Surveiller, sanctionner, accompagner
La plupart des interventions commencent par un signalement : un appel, un mail, parfois une alerte transmise par la gendarmerie. Les inspecteurs peuvent aussi constater directement des infractions en patrouille. Les dossiers les plus fréquents concernent la pollution des eaux superficielles, les atteintes aux zones humides (remblais ou travaux non autorisés), l’usage de produits phytosanitaires, la pêche et la chasse. Mais à la casquette policière s’ajoute un rôle de technicien. Les agents participent à des schémas d’aménagement de l’eau, rendent des avis sur des projets d’infrastructures comme la RN 164 et accompagnent les collectivités ou associations locales. Ils doivent parfois jongler entre sanction et conseil, une forme de double identité assumée.

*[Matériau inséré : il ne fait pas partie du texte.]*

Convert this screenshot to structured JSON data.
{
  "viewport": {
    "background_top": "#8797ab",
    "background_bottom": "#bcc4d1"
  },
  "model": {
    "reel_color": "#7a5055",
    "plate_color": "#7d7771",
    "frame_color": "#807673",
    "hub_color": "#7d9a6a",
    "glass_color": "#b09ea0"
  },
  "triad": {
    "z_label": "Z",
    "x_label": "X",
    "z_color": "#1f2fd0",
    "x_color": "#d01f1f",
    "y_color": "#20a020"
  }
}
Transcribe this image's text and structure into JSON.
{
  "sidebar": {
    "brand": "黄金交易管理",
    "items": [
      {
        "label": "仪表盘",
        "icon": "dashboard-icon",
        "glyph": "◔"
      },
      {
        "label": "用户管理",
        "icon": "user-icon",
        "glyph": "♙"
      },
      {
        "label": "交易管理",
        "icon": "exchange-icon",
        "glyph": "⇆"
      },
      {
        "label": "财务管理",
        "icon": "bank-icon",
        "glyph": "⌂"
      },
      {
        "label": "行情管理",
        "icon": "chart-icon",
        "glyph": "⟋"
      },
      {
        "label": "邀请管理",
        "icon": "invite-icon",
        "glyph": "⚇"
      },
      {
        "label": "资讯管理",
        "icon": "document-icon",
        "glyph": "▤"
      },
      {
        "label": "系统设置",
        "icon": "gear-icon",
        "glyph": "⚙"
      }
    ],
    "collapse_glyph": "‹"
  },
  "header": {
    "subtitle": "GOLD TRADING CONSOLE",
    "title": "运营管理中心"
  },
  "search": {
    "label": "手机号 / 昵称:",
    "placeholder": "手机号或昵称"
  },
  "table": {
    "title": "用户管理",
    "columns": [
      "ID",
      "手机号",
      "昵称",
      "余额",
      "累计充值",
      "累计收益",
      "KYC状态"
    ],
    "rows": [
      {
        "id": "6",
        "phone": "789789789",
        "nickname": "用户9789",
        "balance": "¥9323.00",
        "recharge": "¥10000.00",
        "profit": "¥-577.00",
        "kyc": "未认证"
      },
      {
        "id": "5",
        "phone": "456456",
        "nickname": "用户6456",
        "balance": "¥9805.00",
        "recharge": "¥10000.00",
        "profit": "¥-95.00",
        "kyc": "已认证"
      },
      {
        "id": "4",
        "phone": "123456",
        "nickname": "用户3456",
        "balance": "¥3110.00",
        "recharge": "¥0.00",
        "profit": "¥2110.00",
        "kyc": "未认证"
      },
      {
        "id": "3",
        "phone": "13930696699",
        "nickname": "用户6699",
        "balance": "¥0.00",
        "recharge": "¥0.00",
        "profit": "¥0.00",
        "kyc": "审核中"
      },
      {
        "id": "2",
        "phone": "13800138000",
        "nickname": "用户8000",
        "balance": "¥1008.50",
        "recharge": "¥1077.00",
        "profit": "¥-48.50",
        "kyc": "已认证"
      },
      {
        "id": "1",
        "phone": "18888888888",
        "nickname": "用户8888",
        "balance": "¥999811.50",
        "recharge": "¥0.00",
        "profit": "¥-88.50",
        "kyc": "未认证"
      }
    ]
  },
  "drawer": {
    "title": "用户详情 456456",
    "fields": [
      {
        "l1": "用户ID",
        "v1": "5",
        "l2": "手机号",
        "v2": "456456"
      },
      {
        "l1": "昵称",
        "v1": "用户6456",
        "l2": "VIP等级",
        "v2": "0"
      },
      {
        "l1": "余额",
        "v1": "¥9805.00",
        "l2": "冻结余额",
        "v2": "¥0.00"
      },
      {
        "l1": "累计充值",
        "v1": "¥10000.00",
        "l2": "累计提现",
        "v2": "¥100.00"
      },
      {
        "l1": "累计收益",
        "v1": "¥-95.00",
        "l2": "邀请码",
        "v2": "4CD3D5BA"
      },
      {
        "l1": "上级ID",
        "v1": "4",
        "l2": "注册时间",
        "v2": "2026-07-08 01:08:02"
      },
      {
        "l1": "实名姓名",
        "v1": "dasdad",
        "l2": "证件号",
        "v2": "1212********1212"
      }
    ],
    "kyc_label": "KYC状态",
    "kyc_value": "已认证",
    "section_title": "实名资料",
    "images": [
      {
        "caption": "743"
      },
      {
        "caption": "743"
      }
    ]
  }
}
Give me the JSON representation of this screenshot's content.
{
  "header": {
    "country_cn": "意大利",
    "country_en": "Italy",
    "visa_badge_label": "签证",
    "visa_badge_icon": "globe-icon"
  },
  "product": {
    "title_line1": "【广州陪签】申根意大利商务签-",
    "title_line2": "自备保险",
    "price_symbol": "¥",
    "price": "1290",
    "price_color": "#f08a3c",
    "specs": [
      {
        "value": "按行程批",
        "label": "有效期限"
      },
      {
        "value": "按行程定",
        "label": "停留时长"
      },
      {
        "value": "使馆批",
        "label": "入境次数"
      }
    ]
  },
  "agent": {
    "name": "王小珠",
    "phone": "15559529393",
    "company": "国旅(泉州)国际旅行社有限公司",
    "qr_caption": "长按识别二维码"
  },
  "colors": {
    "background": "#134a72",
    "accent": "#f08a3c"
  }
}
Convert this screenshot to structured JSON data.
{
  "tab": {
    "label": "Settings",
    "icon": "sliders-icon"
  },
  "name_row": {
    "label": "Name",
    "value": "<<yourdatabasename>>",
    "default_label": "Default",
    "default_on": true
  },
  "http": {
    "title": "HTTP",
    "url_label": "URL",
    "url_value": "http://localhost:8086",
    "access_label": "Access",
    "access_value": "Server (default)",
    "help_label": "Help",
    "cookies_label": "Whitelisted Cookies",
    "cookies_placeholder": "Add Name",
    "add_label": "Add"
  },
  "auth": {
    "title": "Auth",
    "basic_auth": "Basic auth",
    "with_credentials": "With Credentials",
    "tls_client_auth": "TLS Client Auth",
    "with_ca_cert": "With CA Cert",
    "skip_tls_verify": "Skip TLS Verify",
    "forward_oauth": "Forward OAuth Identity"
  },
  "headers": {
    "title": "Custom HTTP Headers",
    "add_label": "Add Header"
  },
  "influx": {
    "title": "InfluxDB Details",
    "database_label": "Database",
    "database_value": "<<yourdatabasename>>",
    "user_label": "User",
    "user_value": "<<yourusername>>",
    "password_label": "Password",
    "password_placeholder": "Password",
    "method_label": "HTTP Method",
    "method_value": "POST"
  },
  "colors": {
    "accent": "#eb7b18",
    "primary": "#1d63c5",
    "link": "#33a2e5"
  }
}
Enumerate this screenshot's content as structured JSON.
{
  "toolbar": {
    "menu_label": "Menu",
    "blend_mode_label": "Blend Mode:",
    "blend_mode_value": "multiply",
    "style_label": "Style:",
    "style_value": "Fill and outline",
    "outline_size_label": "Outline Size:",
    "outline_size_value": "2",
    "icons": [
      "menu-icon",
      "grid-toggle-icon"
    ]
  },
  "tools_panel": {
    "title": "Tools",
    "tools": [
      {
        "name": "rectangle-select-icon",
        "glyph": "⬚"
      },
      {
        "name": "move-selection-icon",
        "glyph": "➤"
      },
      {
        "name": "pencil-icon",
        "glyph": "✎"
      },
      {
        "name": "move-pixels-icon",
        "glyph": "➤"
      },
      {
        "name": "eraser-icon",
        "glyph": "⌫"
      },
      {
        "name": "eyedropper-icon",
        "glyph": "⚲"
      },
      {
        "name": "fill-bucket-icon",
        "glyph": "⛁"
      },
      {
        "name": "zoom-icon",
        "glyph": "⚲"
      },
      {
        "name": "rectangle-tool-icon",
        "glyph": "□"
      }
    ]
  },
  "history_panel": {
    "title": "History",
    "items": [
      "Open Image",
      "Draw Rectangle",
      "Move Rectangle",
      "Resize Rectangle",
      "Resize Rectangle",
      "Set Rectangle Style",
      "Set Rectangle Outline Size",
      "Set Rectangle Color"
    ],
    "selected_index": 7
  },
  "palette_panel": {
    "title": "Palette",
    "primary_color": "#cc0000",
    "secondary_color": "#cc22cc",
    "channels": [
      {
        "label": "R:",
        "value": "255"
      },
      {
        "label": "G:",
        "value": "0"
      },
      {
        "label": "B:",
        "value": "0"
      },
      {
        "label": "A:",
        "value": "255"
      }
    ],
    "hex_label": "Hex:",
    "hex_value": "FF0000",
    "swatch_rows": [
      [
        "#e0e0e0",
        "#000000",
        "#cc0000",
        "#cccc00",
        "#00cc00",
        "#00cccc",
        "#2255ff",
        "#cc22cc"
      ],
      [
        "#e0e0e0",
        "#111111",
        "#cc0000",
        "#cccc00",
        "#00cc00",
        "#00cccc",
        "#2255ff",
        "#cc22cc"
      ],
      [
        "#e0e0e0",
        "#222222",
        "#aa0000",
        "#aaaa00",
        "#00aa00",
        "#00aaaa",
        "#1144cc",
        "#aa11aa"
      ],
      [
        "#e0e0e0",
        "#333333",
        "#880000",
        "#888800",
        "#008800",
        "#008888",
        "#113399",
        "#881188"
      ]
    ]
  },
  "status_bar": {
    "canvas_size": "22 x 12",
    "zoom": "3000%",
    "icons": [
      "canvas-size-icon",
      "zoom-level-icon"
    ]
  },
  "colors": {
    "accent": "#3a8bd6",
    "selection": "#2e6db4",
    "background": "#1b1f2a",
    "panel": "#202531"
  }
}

L’eau au centre de toutes les tensions
Dans un département largement agricole (60 % du territoire), la gestion de l’eau reste la question la plus sensible. Avec le dérèglement climatique, les agents constatent que la ressource ne s’infiltre plus aussi bien dans les sols malgré des volumes annuels comparables. L’OFB veille au respect des arrêtés sécheresse, suit les rejets agricoles ou industriels et multiplie les études de terrain sur les zones humides, les haies ou le bocage. Cette « police de l’environnement » s’investit aussi dans la pédagogie : sensibilisation des jeunes, formation des élus et diffusion de gestes simples comme réduire les arrosages, éviter les bains ou préserver la végétation. À l’heure où l’eau devient un enjeu vital, leur rôle dépasse la répression : ils tentent de préserver, sur le terrain, la possibilité d’un avenir vivable dans un territoire sous pression.